No reply has been given on these points as M. de Breves does not insist, and the English Ambassador is so completely occupied with the affairs of Bogdania that he has no time to think of anything else.
Dalle Vigne di Pera, 27th July 1592.
[Italian; deciphered.]
July 28. Original Despatch, Venetian Archives.93. Tomaso Contarini, Venetian Ambassador in Spain, to the Doge and Senate.
On the 18th instant a vessel from the East Indies entered the port of Lisbon. It brought news that four other vessels are on their way from those parts. This one parted company at the Cape of Good Hope and reached Lisbon without touching at St. Elena where it is usual to stop and refit. This ship avoided St. Elena, and so will the others, from fear of the English corsairs, which were said to be lying in wait at that island in order to plunder all ships coming from the East Indies with rich cargoes of spices and other goods, as your Serenity will gather from the statement which I enclose.
Madrid, 28th July 1592.
[Italian.]
July 28. Original Despatch, Venetian Archives.94. Tomaso Contarini, Venetian Ambassador in Spain, to the Doge and Senate.

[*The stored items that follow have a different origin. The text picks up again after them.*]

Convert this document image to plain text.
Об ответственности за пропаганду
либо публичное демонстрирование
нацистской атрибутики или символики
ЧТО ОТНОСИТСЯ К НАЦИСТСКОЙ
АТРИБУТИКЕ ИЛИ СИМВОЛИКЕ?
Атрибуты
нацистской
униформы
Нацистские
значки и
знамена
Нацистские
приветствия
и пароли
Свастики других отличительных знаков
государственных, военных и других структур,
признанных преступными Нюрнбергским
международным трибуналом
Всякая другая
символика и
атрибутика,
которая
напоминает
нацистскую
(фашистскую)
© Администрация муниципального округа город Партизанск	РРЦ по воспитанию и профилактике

Don Alfonzo d'Idiaquez, Colonel in the Spanish army in France, and son of Don Juan d'Idiaquez, left the camp of the Duke of Parma because he was ill satisfied with his Excellency. From that moment the Duke began to lose the favour he enjoyed with his Majesty and the Councils of State; and the Spanish are spreading reports with a view to still further damaging him in the estimation of the King. They declare that he took pleasure in annihilating the Spanish troops which are harder worked and worse paid than the rest of the army, and that he did all he could to disgust the Spanish officers so that they might be induced to leave the camp and so to secure a free field for the Duke to carry on everything as best suited himself. But as yet his Majesty has shown no marks of his disapproval.
Madrid, 28th July 1592.
[Italian; deciphered.]

Footnotes

1 Claude Charles de Baufremont, Baron of Senescey, Bishop of Troyes.